Битый отшатывается, зажимая брызнувший кровью нос; все часто дышат и дико глядят друг на друга. Многие забрызганы кровью… шестьдесят рыцарей, безоружных, вышедших на милость победителя, шестьдесят, почти все — порублены чем попало, разодраны на части, не прошли от замка и сотни шагов. Граф Раймон оскользается в крови, под ногами хрустит кольчуга, он снова наугад бьет по нескольким ополченским лицам, бессмысленным и не отошедшим еще от кровавой эйфории, и открыто плачет. Я понимаю, что упал бы, было б куда падать — но справа от меня однорукий, а слева навалился еще кто-то, и я стою, глядя тупым взглядом, как беснуется и плачет мой сеньор, мой отец.
— Вы… хоть понимаете, что сделали? Суки! Вы меня предателем сделали! Вы… вот ты… что встал? Мясник!!

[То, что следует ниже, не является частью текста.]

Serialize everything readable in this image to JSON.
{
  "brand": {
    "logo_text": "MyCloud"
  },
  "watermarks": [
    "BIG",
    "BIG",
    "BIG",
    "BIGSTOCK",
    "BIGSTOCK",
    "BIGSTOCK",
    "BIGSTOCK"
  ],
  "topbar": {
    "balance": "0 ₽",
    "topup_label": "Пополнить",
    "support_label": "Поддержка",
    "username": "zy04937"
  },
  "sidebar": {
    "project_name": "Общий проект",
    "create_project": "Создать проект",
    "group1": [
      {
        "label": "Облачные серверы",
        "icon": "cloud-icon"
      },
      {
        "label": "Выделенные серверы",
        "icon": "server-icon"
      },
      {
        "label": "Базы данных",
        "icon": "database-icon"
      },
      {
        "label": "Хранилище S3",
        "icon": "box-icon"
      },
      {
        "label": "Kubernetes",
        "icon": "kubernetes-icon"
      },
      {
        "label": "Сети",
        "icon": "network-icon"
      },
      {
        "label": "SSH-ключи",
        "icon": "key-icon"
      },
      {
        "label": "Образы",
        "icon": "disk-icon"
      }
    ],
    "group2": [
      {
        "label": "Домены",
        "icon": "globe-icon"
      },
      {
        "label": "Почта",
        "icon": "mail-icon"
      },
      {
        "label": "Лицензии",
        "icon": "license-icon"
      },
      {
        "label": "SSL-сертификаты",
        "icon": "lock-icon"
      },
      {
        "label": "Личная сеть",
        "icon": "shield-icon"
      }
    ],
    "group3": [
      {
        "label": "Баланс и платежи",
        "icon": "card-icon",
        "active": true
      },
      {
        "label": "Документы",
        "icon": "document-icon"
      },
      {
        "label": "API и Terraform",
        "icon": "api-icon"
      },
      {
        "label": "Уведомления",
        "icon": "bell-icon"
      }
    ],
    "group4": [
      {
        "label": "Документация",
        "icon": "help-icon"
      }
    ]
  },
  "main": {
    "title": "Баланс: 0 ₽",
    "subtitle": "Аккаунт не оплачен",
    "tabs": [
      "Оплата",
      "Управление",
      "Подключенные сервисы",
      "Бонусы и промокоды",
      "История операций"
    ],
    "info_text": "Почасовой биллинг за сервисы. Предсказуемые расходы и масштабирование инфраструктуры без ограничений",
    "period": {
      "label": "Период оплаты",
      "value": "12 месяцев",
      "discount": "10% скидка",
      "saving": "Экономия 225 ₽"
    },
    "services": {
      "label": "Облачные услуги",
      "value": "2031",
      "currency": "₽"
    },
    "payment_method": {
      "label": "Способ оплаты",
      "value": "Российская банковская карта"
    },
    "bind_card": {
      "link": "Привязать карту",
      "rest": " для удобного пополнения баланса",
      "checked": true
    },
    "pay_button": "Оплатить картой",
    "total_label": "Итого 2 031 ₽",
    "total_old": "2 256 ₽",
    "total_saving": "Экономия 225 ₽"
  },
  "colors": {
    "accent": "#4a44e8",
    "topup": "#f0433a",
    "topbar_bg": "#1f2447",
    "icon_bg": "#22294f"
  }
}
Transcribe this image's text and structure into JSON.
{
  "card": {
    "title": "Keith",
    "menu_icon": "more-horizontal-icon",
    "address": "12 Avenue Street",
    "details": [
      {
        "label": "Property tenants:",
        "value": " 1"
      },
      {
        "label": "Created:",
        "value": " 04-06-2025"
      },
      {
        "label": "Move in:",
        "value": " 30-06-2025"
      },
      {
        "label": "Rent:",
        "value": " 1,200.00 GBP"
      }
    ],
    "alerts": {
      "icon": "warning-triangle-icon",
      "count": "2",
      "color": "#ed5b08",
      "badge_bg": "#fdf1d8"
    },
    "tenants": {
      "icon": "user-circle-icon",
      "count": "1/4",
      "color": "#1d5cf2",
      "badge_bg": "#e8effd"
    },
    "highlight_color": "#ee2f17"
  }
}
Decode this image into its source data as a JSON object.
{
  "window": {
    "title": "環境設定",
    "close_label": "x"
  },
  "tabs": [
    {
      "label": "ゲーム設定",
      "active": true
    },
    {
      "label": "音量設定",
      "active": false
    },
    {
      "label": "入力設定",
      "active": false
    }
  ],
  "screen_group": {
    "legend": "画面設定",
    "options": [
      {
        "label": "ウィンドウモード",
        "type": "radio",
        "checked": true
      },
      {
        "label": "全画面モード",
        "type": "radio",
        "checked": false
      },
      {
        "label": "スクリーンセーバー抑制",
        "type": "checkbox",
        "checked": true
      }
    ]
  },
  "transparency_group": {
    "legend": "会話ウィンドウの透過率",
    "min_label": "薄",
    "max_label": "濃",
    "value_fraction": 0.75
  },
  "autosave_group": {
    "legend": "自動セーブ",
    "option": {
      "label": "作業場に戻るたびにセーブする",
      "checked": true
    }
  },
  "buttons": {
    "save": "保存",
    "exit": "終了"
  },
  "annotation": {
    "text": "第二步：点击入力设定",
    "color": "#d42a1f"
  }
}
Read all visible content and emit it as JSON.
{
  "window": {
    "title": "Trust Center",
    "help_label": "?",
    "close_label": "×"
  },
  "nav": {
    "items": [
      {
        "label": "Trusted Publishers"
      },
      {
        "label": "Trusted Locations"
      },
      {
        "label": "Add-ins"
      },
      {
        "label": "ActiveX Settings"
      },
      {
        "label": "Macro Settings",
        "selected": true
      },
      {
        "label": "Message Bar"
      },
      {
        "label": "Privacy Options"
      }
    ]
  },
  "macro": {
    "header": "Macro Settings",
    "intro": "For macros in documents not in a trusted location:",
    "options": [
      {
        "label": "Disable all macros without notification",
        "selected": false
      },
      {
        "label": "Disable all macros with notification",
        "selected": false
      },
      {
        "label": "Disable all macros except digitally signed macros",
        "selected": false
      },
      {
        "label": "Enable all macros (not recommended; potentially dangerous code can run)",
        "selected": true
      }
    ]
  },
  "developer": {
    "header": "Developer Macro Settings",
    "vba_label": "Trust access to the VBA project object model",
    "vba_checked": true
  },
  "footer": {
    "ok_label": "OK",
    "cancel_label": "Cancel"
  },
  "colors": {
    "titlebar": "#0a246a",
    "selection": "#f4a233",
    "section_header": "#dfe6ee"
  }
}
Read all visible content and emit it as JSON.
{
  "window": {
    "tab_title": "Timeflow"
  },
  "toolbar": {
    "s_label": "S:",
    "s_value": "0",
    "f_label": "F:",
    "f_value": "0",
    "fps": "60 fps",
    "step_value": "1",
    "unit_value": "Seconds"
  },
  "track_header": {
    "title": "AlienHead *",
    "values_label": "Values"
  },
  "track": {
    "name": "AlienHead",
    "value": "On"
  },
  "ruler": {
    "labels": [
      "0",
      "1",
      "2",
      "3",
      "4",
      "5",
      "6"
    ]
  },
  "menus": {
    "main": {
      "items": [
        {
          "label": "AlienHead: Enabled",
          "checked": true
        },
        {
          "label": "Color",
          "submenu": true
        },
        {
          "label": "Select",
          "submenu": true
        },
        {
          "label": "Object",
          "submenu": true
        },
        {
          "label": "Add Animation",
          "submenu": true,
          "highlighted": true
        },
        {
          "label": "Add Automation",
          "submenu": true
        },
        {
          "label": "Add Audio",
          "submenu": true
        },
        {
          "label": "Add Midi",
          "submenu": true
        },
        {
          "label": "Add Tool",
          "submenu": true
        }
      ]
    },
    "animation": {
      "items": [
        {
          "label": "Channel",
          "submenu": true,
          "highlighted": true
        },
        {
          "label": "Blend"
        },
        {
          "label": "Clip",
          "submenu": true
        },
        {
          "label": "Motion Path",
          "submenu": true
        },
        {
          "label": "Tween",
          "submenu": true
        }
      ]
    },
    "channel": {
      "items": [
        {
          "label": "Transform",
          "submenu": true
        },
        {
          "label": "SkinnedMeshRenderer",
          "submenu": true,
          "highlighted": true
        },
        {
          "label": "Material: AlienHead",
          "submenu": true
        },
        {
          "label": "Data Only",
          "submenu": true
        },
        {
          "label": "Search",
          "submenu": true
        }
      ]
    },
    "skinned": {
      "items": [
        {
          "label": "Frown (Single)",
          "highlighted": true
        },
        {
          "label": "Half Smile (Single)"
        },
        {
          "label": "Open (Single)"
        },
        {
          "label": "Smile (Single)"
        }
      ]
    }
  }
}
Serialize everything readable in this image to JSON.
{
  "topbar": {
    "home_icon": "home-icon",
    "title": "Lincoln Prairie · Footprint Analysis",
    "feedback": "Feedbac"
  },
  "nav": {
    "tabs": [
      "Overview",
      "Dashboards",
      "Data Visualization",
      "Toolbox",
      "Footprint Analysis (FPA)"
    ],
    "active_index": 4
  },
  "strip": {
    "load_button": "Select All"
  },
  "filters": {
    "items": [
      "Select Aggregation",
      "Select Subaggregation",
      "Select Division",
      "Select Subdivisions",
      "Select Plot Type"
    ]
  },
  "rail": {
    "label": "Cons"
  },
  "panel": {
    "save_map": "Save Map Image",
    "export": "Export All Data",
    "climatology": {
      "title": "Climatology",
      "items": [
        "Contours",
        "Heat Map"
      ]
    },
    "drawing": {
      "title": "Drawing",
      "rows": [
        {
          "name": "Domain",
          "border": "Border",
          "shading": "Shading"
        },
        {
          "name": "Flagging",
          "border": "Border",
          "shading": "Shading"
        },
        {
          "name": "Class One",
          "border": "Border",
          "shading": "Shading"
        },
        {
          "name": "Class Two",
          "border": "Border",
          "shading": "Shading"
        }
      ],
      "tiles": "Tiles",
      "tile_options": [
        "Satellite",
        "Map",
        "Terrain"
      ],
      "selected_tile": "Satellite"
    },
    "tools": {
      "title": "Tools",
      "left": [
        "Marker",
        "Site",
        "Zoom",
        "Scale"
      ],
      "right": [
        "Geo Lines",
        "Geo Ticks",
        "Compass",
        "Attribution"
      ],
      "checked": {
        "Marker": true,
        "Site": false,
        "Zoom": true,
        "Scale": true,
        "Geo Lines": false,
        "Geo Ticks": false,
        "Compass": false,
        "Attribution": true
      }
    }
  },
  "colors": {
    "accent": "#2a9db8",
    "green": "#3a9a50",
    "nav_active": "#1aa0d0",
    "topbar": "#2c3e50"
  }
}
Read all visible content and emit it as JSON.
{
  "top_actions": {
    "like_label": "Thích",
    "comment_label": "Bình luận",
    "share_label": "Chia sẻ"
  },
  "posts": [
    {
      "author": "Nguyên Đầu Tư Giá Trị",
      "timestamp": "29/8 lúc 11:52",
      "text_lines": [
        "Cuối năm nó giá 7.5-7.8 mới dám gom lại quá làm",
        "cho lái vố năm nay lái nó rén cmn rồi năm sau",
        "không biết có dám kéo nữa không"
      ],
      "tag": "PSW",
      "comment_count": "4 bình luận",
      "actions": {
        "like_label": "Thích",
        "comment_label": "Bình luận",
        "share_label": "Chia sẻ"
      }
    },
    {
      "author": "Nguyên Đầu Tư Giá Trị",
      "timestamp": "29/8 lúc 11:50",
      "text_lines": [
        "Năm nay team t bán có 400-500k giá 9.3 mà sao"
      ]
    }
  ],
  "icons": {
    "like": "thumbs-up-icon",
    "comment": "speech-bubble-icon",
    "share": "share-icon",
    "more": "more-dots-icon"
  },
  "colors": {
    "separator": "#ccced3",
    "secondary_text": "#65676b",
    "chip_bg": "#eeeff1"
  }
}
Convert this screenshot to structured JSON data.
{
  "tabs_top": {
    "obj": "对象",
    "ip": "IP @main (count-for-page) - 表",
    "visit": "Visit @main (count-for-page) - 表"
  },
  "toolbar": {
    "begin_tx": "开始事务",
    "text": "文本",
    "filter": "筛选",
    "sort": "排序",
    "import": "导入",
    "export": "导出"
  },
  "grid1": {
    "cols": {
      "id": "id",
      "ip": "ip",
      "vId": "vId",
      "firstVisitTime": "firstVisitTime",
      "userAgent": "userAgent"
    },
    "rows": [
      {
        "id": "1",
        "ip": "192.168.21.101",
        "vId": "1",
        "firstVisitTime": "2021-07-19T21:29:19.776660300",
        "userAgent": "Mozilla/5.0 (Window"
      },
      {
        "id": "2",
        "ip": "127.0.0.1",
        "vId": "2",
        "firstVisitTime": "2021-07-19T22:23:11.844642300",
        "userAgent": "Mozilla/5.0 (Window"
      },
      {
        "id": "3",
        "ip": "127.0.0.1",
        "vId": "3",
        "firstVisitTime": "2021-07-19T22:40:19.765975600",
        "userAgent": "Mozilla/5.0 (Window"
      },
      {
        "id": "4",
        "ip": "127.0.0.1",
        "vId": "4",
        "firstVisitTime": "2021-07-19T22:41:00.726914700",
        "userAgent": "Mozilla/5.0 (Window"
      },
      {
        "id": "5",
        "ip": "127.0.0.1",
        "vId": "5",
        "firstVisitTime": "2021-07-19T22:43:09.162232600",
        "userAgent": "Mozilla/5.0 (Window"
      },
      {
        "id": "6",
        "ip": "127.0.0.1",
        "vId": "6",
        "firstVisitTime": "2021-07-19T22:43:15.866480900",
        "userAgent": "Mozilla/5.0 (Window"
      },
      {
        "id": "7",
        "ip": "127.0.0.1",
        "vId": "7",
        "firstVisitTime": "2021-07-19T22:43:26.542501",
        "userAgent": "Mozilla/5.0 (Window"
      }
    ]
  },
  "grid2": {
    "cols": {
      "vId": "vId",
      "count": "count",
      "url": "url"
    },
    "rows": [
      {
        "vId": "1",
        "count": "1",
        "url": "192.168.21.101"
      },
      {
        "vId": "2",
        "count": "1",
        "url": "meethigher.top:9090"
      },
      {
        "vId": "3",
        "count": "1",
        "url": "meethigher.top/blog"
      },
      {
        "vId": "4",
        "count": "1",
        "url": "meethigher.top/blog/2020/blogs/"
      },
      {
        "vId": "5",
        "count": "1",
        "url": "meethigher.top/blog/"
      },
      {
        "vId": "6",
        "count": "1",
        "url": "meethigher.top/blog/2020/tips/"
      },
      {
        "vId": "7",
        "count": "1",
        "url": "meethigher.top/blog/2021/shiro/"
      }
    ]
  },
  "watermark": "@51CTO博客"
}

Он опять делает движение, чтобы сгрести кого-то за грудки — кого-то очень близко от меня. И не встречает никакого сопротивления. Какое там сопротивление. Его карие глаза сейчас — черные, с налитыми кровью белками; он скрипит зубами, плюет мне под ноги, бессильно машет рукой. Графа подхватывают подоспевшие сзади рыцари, сразу трое.
— Мессен, пойдемте, чего уж теперь…
— Не удержались мужички, не вешать же их за такое дело.
— Пойдемте, мессен. Замок наш, это главное…
— А франки поганые, — яростный рыцарский плевок закипел на теплом еще, растерзанном трупе, — заслужили такую смерть, ей-Богу, заслужили!
— Да черт бы с ними, с франками, — рычит тот, что постарше, — мы могли этих сволочей на наших обменять! На наших обменять у Монфора, Вален, тупая вы тварь! А теперь…
Граф Раймон оглядывает нас плачущими глазами, почти слепыми, но яростными. Он плачет от ярости. Глаза его задерживаются на моем лице, не видя, не узнавая. Это не я, мессен! Я… ничего не делал… Впрочем, руки мои и живот почему-то тоже в крови, должно быть, забрызгало, я не знаю, не знаю.
— Вы… Трупы уберите. Пошли вон!
Однако вон уходит сам, тяжело ступая, поддерживаемый сразу двоими. Третий орет по дороге направо-налево, похоже, это Раймон де Рикаут, разве можно было ожидать такого подвоха от собственных людей, от собственных тулузцев, дорого ли стоит слово графа, который не в силах удержать свое ополчение от мести и ярости, какой еще гарнизон после такого дела рискнет сдаться без боя? Я покачиваюсь, в горле булькает, меня зачем-то бьют по щекам. Прихожу в себя я от того, что мне льют воду на голову, и с удивлением осознаю — я потерял сознание. Ничего себе, всего-то от вида трупа.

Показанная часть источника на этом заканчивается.